For ebooks, my notes are often organized around highlights:
Each night, a cronjob runs that extracts my highlights and comments from calibre and imports them into my database:
The imported annotations are automatically tagged inbox
, and I have a weekly repeating item on my schedule to process items from this inbox. These are presented to me in a simple list, with highlights from the same source sorted together:
If those annotations are citations to some other book or article, I add the article to zotero, in an inbox collection, which I also work through weekly (removing the inbox
tag from the quotation, but retaining it as a record). Otherwise, I use them to construct my notes--either the summaries mentioned, or topical notes.

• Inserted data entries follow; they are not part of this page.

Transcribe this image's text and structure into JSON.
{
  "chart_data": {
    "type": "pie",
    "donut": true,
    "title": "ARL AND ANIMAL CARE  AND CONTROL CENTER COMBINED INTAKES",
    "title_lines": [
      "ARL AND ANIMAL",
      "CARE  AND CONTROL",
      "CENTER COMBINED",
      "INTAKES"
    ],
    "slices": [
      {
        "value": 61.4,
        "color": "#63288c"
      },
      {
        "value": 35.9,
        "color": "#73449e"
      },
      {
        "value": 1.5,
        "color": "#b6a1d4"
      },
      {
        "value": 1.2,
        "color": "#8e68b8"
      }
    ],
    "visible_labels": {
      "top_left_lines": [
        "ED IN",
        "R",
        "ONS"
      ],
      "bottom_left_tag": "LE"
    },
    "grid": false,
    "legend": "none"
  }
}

Highlights in my database can be transcluded into other notes or blog posts, like this:
Transclusion preserves the source of the quotation automatically. For annotations that aren't to be included directly, they remain linked in my database to the source document, included in searches, so I can refer to them in the future. My topic-oriented notes then come out like these notes on Newcomb's problem. I typically write them in emacs using org-roam
:
A post-save hook I've written automatically synchronizes my notes in org-roam with my database, translating org-roam links to ID links in the database, which can then be automatically exported in a form like this blog post. My database has support for making only some notes or some parts of notes public, so I can use this single system for all stages of the process.
For PDFs, I usually read either in polar or on my tablet (in Moon Reader+), manually adding the annotations to my database, since it's impractical to handle automatically. For paper books, I take notes on paper. The rest of the process is the same.